During the final quarter of 2025, American fixed income markets showed strong performance. This upward trend was fueled by a combination of factors including interest rate reductions from the Federal Reserve, a general easing of inflationary pressures, and generally stable economic data. These positive developments occurred despite facing challenges such as a government shutdown in the U.S. and some signs of a softening labor market.
Specifically, the Limited Term Income Portfolio's I share class achieved a return of 1.24% in the fourth quarter of 2025. This result surpassed its benchmark, the Bloomberg Intermediate U.S. Government/Credit Index, by 4 basis points. The strategic decisions made regarding sector allocation and the careful selection of individual securities were key to this relative outperformance. Notably, the portfolio's larger holdings in Collateralized Mortgage Obligations (CMOs) and Mortgage-Backed Securities (MBS) significantly boosted its returns, contributing 17 and 8 basis points respectively. While the portfolio maintained a slightly shorter average duration of 3.50 compared to the index's 3.72, the positioning related to duration and the yield curve minimally detracted from its relative performance for the quarter, by just 2 basis points. This indicates that the strategic asset choices and the overarching economic conditions were highly favorable for the portfolio's returns.
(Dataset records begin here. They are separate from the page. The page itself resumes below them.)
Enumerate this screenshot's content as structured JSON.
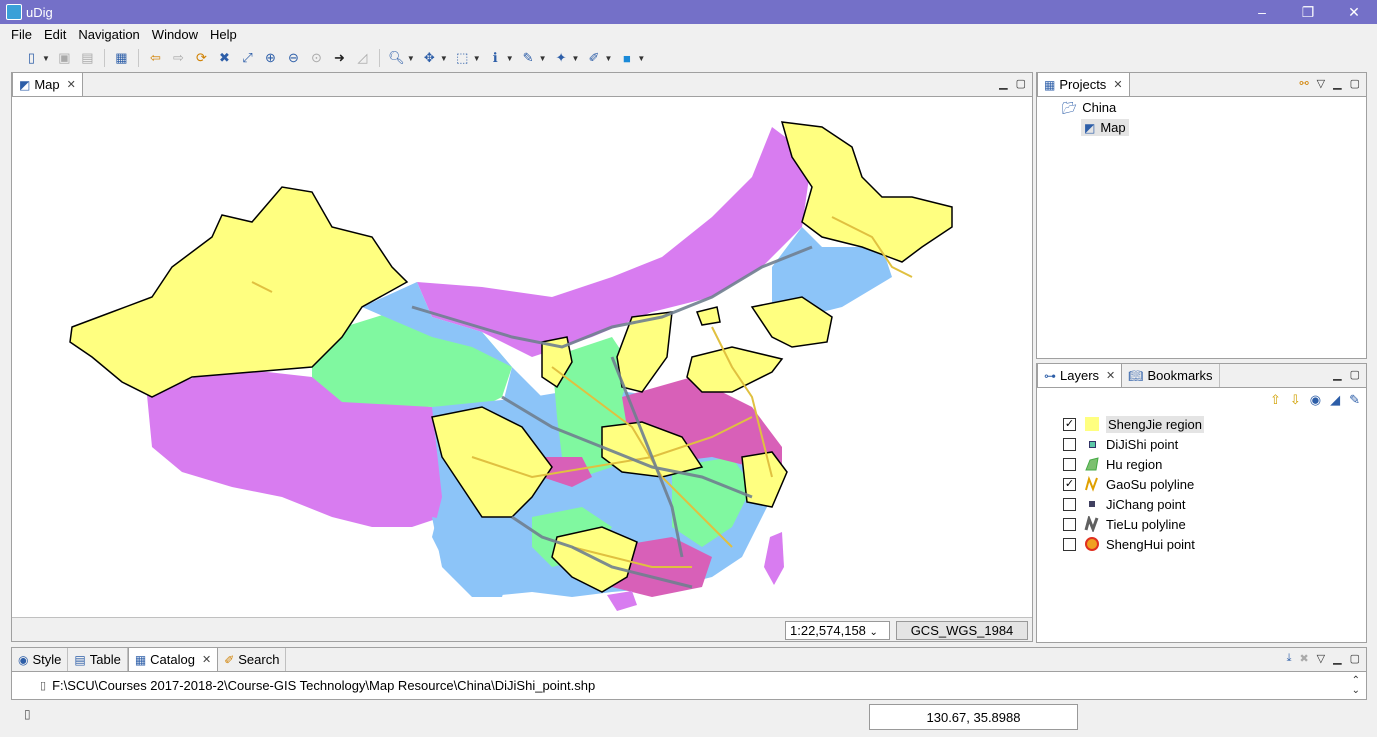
{
  "window": {
    "title": "uDig",
    "minimize": "–",
    "maximize": "❐",
    "close": "✕"
  },
  "menu": [
    "File",
    "Edit",
    "Navigation",
    "Window",
    "Help"
  ],
  "map_view": {
    "tab_label": "Map",
    "scale": "1:22,574,158",
    "crs": "GCS_WGS_1984"
  },
  "projects": {
    "tab_label": "Projects",
    "project": "China",
    "map": "Map"
  },
  "layers": {
    "tab_label": "Layers",
    "bookmarks_label": "Bookmarks",
    "items": [
      {
        "name": "ShengJie region",
        "checked": "✓",
        "color": "#ffff80"
      },
      {
        "name": "DiJiShi point",
        "checked": "",
        "color": "#5cc8a8"
      },
      {
        "name": "Hu region",
        "checked": "",
        "color": "#7cc070"
      },
      {
        "name": "GaoSu polyline",
        "checked": "✓",
        "color": "#e0a000"
      },
      {
        "name": "JiChang point",
        "checked": "",
        "color": "#404060"
      },
      {
        "name": "TieLu polyline",
        "checked": "",
        "color": "#606060"
      },
      {
        "name": "ShengHui point",
        "checked": "",
        "color": "#e03020"
      }
    ]
  },
  "bottom_tabs": {
    "style": "Style",
    "table": "Table",
    "catalog": "Catalog",
    "search": "Search",
    "path": "F:\\SCU\\Courses 2017-2018-2\\Course-GIS Technology\\Map Resource\\China\\DiJiShi_point.shp"
  },
  "status": {
    "coordinates": "130.67, 35.8988"
  },
  "colors": {
    "yellow": "#ffff80",
    "magenta": "#d87cf0",
    "blue": "#8cc4f8",
    "green": "#80f8a0",
    "pink": "#d860b8",
    "road": "#e0c040",
    "rail": "#708090"
  }
}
The portfolio's success illustrates the importance of adaptive investment strategies in a fluctuating economic landscape. By carefully navigating market dynamics and making informed decisions on asset allocation, it's possible to achieve favorable outcomes even when faced with broader economic uncertainties. This proactive approach not only benefits investors but also reinforces the value of expert management in optimizing returns and mitigating risks within the fixed income sector.